PARKERSBURG - Members of the West Virginia State Senate Select Committee on Children and Poverty met with community members in Parkersburg Tuesday to discuss the state's new Feed to Achieve program.
State Senate Majority Leader John Unger II, D-Berkeley, said the meeting was to learn about concerns across the state about the program and combating childhood poverty.
Unger said the West Virginia Feed to Achieve Act is designed to do three things.
"It aligns the breakfasts and lunches so the children may have an opportunity to participate and is a way to drive up the participation of students," he said. "The second is to set up a public private partnership where people can donate money and the third is to work with the Department of Health and Human Resources and Department of Agriculture to set up school gardens."
During the meeting, which was more like a roundtable discussion, many issues related to child hunger were discussed.
One issue was how nutrition is one aspect of how to help children break from a cycle of poverty.
Unger said one statistic he learned from the meetings was the number of children exposed to drugs.

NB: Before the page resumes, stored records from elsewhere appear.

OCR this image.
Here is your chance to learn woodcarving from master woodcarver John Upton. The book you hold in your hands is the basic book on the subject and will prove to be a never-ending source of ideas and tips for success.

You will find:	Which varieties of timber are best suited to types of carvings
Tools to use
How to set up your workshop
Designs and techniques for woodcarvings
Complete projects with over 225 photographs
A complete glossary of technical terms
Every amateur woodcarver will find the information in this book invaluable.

"One in five children born in West Virginia is born with drugs in their system," he said. "They are exposed to drugs before they cry for the first time. As the child grows up the parents don't provide because the parents are so strung out on drugs or they are neglecting the child."
Unger said the answer is not in not feeding the child because it is the parent's responsibility. He said the child comes to school hungry and not ready to learn.
"The child comes to school hungry and they can't learn," he said. "If the child is there and the child is hungry they can't maximize their fullest potential in learning."
Unger said many studies have been done to show how nutrition relates to learning.
"Do this experiment yourselves," he said. "Starting tomorrow only eat lunch for three days and don't eat anything over the weekend, come back Monday and tell me how you feel. Tell me if you have the energy, tell me if you have the attention, tell me if you are not in a little bit of a bad attitude."
Unger said a child feeling that way will act out.
"He just needs something to eat for goodness sakes," he said. "Do you punish the child to get to the parents and by punishing the child do you think the parents are going to change their behavior."
Unger said research shows the lack of nutrition impacts them way beyond childhood. He said from birth to 8 years of age when their neurons in the brain are formed they are inhibited because they are in the survival mode and cannot develop cognitive abilities.
Unger said the inspiration for the act came when his wife asked him to speak to her third-grade class about what a state senator does and how laws are made.
"I'm thinking this is a disaster; it's the most boring thing ever; you put adults to sleep; can you imagine third-graders who have a short attention span," he said.
Unger said he asked the children about two things they would change in their school. One said she would make recess longer and another said he would add another lunch.
He had them discuss it and he asked one child which he would support.
"I'm going to vote for the extra lunch so I can eat it so when I go home I won't eat mommy and daddy's food and my brother will have something to eat tonight."
Unger said he was floored by the answer. Unger said he learned many children in that class were in the same situation.
West Virginia Feed to Achieve was inspired by that little boy named Cyrile Ngassa. When the bill passed it was signed by Gov. Earl Ray Tomblin at the school with Cyrile beside him. Unger said Cyrile was given the pen Tomblin used.
"The little boy grabbed the pen and as he took the pen the governor asked him what will you be when you get older," he said. "Without missing a beat he said I'm going to be governor."